Published 11:51 am Friday, November 10, 2017

Board: ‘no’ to county request

By John Howell
A request by the Panola County Board of Supervisors that the City of Batesville help pay for the cost of providing county ambulance service found no support from Batesville’s mayor and aldermen during discussion at Tuesday’s meeting of city officials.
At a city budget meeting in August Supervisor board president Cole Flint presented the city with a written request for support. During Monday’s supervisor board meeting, supervisors voted to ask Mayor Jerry Autrey to attend their next meeting for a response.
Autrey brought the request to aldermen for input at Tuesday’s meeting.
City aldermen said that city taxpayers, who also pay county taxes, would be double-taxed for the ambulance service.
“I’m paying city taxes; I’m paying county taxes,” Alderman Teddy Morrow said. “Out of my county taxes comes the ambulance service. Well, now you’re going to tell me that out of my city taxes I’m going to pay for ambulance service too? … So I’m paying twice.”
City officials also cited the value of ad valorem-tax-generating commercial and residential property inside Batesville corporate limits and city-funded infrastructure that facilitates construction of new homes, adding to the county’s assessed valuation on which ad valorem taxes are levied.
“Blake, how much is it costing us to put that stuff in for the subdivision you were asking about while ago?” Morrow asked city engineer Blake Mendrop, using as an example the street, water and sewer service being extended to the edge of properties under development in Cypress Point Subdivision off Eureka Road.
Mendrop said the city’s cost is about $25,000.
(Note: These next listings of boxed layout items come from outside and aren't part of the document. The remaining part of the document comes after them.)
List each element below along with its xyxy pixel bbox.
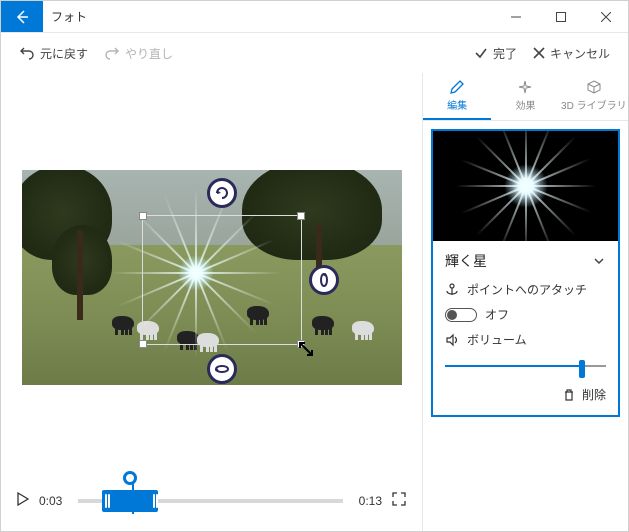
resize-diagonal-icon[interactable]: [297, 340, 315, 358]
toggle-state-label: オフ: [485, 306, 509, 323]
redo-button[interactable]: やり直し: [96, 41, 181, 66]
pencil-icon: [449, 79, 465, 95]
timeline-track[interactable]: [78, 499, 342, 503]
cancel-button[interactable]: キャンセル: [525, 41, 618, 66]
fullscreen-button[interactable]: [392, 492, 406, 511]
app-title: フォト: [43, 1, 493, 32]
maximize-button[interactable]: [538, 1, 583, 32]
canvas-area: 0:03 0:13: [1, 73, 422, 531]
titlebar: フォト: [1, 1, 628, 33]
undo-icon: [19, 45, 35, 61]
resize-handle-top-right[interactable]: [297, 212, 305, 220]
check-icon: [474, 46, 488, 60]
volume-label: ボリューム: [467, 331, 527, 348]
effect-preview: [433, 131, 618, 241]
arrow-left-icon: [14, 9, 30, 25]
cube-icon: [586, 79, 602, 95]
chevron-down-icon[interactable]: [592, 254, 606, 268]
selection-box[interactable]: [142, 215, 302, 345]
app-window: フォト 元に戻す やり直し 完了 キャンセル: [0, 0, 629, 532]
clip-trim-left[interactable]: [105, 494, 107, 508]
trash-icon: [562, 388, 576, 402]
total-time: 0:13: [359, 494, 382, 508]
tab-effects-label: 効果: [515, 97, 535, 112]
volume-slider[interactable]: [445, 356, 606, 376]
redo-icon: [104, 45, 120, 61]
attach-label: ポイントへのアタッチ: [467, 281, 587, 298]
done-label: 完了: [493, 45, 517, 62]
playbar: 0:03 0:13: [1, 481, 422, 531]
video-canvas[interactable]: [22, 170, 402, 385]
rotate-handle-x[interactable]: [207, 354, 237, 384]
done-button[interactable]: 完了: [466, 41, 525, 66]
tab-effects[interactable]: 効果: [491, 73, 559, 120]
anchor-icon: [445, 283, 459, 297]
undo-button[interactable]: 元に戻す: [11, 41, 96, 66]
clip-trim-right[interactable]: [153, 494, 155, 508]
tab-edit-label: 編集: [447, 97, 467, 112]
rotate-handle-z[interactable]: [207, 178, 237, 208]
side-panel: 編集 効果 3D ライブラリ: [422, 73, 628, 531]
cancel-label: キャンセル: [550, 45, 610, 62]
volume-icon: [445, 333, 459, 347]
tab-3d-label: 3D ライブラリ: [561, 97, 627, 112]
current-time: 0:03: [39, 494, 62, 508]
redo-label: やり直し: [125, 45, 173, 62]
playhead[interactable]: [129, 471, 137, 514]
sparkle-icon: [517, 79, 533, 95]
effect-panel: 輝く星 ポイントへのアタッチ オフ ボリューム: [431, 129, 620, 417]
effect-name: 輝く星: [445, 251, 487, 271]
resize-handle-top-left[interactable]: [139, 212, 147, 220]
side-tabs: 編集 効果 3D ライブラリ: [423, 73, 628, 121]
tab-edit[interactable]: 編集: [423, 73, 491, 120]
close-button[interactable]: [583, 1, 628, 32]
tab-3d-library[interactable]: 3D ライブラリ: [560, 73, 628, 120]
play-button[interactable]: [17, 492, 29, 511]
x-icon: [533, 47, 545, 59]
rotate-handle-y[interactable]: [309, 265, 339, 295]
resize-handle-bottom-left[interactable]: [139, 340, 147, 348]
back-button[interactable]: [1, 1, 43, 32]
minimize-button[interactable]: [493, 1, 538, 32]
toolbar: 元に戻す やり直し 完了 キャンセル: [1, 33, 628, 73]
undo-label: 元に戻す: [40, 45, 88, 62]
attach-toggle[interactable]: [445, 308, 477, 322]
delete-button[interactable]: 削除: [582, 386, 606, 403]
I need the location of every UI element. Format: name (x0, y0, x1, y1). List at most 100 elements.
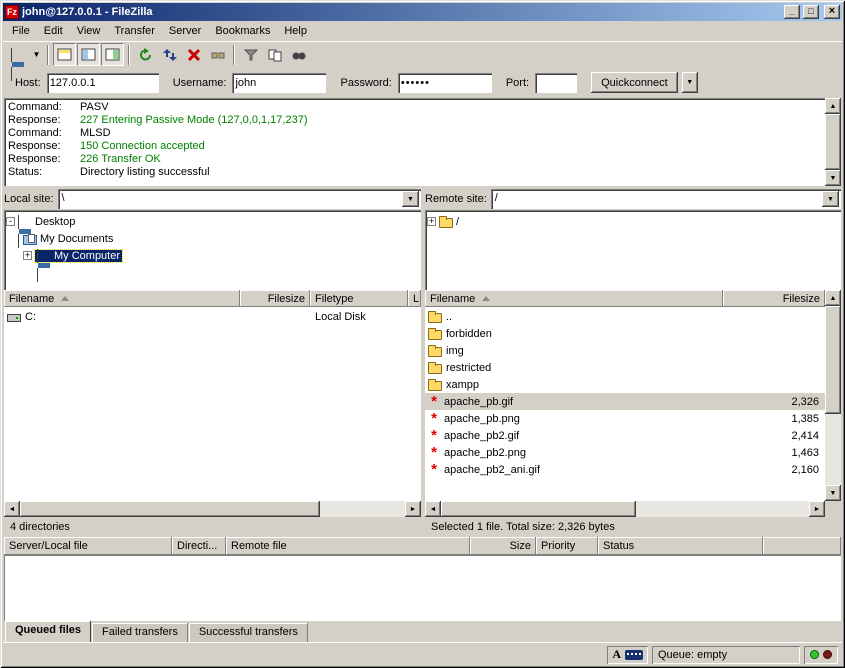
column-header-size[interactable]: Size (470, 537, 536, 555)
toggle-log-button[interactable] (53, 43, 76, 66)
scrollbar-thumb[interactable] (20, 501, 320, 517)
column-header-filesize[interactable]: Filesize (723, 290, 825, 307)
expand-icon[interactable]: + (23, 251, 32, 260)
cancel-button[interactable] (182, 43, 205, 66)
image-file-icon: * (428, 431, 440, 441)
host-label: Host: (15, 77, 41, 89)
scrollbar-track[interactable] (320, 501, 405, 517)
column-header-filename[interactable]: Filename (425, 290, 723, 307)
minimize-button[interactable]: _ (784, 5, 800, 19)
chevron-down-icon[interactable]: ▼ (822, 191, 839, 207)
file-row[interactable]: .. (425, 308, 825, 325)
column-header-filetype[interactable]: Filetype (310, 290, 408, 307)
folder-icon (428, 347, 442, 357)
tree-item-my-computer[interactable]: + My Computer (6, 247, 419, 264)
queue-status-panel: Queue: empty (652, 646, 800, 664)
quickconnect-button[interactable]: Quickconnect (591, 72, 678, 93)
scrollbar-track[interactable] (825, 414, 841, 485)
column-header-priority[interactable]: Priority (536, 537, 598, 555)
scroll-up-icon[interactable]: ▲ (825, 98, 841, 114)
quickconnect-dropdown-button[interactable]: ▼ (682, 72, 698, 93)
toggle-remote-tree-button[interactable] (101, 43, 124, 66)
log-scrollbar[interactable]: ▲ ▼ (825, 98, 841, 186)
tab-successful-transfers[interactable]: Successful transfers (189, 623, 308, 642)
keyboard-icon[interactable] (625, 650, 643, 660)
file-row[interactable]: *apache_pb2.gif2,414 (425, 427, 825, 444)
scroll-left-icon[interactable]: ◄ (425, 501, 441, 517)
ascii-mode-icon[interactable]: A (612, 647, 621, 662)
file-row[interactable]: *apache_pb.png1,385 (425, 410, 825, 427)
scrollbar-track[interactable] (636, 501, 809, 517)
column-header-server-local-file[interactable]: Server/Local file (4, 537, 172, 555)
disconnect-button[interactable] (206, 43, 229, 66)
port-input[interactable] (535, 73, 577, 93)
column-header-status[interactable]: Status (598, 537, 763, 555)
chevron-down-icon[interactable]: ▼ (402, 191, 419, 207)
scroll-right-icon[interactable]: ► (809, 501, 825, 517)
find-button[interactable] (287, 43, 310, 66)
column-header-remote-file[interactable]: Remote file (226, 537, 470, 555)
refresh-icon (138, 47, 154, 63)
column-header-filesize[interactable]: Filesize (240, 290, 310, 307)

“That’s $25,000 that the city’s spending, and when those seven houses get built over there, minimum, the county will get $30,000 a year out of that. The county will, and they haven’t spent a quarter,” Morrow said. “We’ll get a little bit (for) the city,” Morrow said.
David Jones, the city’s auditor, said that the State Audit Department had told him, “you’d have to be careful because the city can’t pay for services out in the county and that we would inadvertently be paying for county services if we did that.”
“If we’re already paying one time through taxes and the city is providing additional money, we are supplementing the county,” Jones said.
The CPA acknowledged a claim by county officials that 60 percent of ambulance calls came from within Batesville city limits. “But I would bet that more than 60 percent of the tax base is in the city,” he said.
“We cannot be supplementing county services because the city people are already paying for that service through their county taxes,” Jones continued.
Panola Partnership CEO Joe Azar provided an alternative suggestion during the latter part of the ambulance-funding discussion.
“They need an ambulance at the hospital. Since they’re not paying taxes, maybe they would consider coming up with some money so that one of the ambulances would remain stationed at the hospital,” Azar said.
Curae Health Inc., a non-profit hospital corporation and thus exempt from ad valorem taxes, acquired the local hospital earlier this year from Community Health Systems, Inc., a for-profit corporation that paid ad valorem taxes. Ad valorem tax collections for the county, school and city were reduced by approximately $336,000 annually as a result of the acquisition.